In the last few hours of his life, Mandela was surrounded by his family.
‘He is now resting. He is now at peace,’ South African President Jacob Zuma said in announcing the death. ‘Our nation has lost its greatest son. Our people have lost a father.’
Zuma added in a late-night address: ‘What made Nelson Mandela great was precisely what made him human. We saw in him what we seek in ourselves.’
The Nobel Peace Prize winner is believed to have suffered damage to his lungs while working in a prison quarry.
Under apartheid, Mandela led the fight against white minority rule in South Africa.

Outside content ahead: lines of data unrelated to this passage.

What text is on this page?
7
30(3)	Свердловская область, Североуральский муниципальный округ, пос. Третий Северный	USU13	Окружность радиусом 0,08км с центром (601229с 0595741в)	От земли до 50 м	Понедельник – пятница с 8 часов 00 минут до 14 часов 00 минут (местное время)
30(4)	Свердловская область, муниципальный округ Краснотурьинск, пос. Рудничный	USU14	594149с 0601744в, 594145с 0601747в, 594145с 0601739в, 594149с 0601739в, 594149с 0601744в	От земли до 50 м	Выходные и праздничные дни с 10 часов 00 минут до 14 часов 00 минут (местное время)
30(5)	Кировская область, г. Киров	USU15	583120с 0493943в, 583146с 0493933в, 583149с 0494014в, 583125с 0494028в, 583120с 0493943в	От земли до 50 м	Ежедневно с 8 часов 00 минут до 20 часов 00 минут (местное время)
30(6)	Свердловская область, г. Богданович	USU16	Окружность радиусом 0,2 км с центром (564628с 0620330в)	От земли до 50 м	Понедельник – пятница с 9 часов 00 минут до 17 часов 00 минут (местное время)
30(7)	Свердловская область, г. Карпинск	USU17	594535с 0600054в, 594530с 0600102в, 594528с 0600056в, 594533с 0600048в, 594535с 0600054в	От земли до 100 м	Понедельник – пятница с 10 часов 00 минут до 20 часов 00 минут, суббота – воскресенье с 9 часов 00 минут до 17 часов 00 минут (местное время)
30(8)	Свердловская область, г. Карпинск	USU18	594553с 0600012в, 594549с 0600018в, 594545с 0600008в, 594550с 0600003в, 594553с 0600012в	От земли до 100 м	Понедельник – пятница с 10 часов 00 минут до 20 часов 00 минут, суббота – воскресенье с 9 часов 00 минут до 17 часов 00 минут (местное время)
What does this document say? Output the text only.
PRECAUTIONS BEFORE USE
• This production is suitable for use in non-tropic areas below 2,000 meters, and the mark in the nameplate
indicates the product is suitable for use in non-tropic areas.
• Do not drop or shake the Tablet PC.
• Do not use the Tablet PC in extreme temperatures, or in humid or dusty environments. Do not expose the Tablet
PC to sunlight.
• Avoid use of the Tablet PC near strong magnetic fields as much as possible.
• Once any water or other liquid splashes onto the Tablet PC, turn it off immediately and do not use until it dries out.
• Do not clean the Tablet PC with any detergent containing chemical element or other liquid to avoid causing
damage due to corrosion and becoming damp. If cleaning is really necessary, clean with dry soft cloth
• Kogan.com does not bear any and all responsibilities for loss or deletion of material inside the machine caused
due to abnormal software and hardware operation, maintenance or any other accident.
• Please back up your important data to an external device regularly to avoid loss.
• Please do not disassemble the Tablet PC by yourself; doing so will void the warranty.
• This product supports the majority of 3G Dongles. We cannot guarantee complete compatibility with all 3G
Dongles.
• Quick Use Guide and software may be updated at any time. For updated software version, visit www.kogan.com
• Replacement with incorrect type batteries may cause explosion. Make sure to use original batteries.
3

He then preached reconciliation despite being imprisoned for 27 years.
In 1994, Mandela was elected as the country’s first democratically elected president.
He created the Rainbow Nation – a South Africa where gay rights and equal marriage was enshrined in the constitution. To this day, it is the only country in the continent with marriage equality.
Kevin Cathcart, Executive Director of Lambda Legal, said in a statement to Gay Star News that Mandela was ‘one of the 20th century’s giants in the struggle for justice and human dignity.’
‘Every one of us who continues the fight for equality and civil rights in our own communities labors in the shadows of this man who withstood imprisonment as a consequence of his courageous leadership and grew only stronger, more resolute and more dignified,’ Cathcart said.
When he declined a second term in 1999, Mandela focused on charitable work in combating poverty, HIV and AIDS through his foundation.
On human rights, Mandela said: ‘I am not truly free if I am taking away someone else’s freedom, just as surely as I am not free when my freedom is taken from me.
‘The oppressed and the oppressor alike are robbed of their humanity.’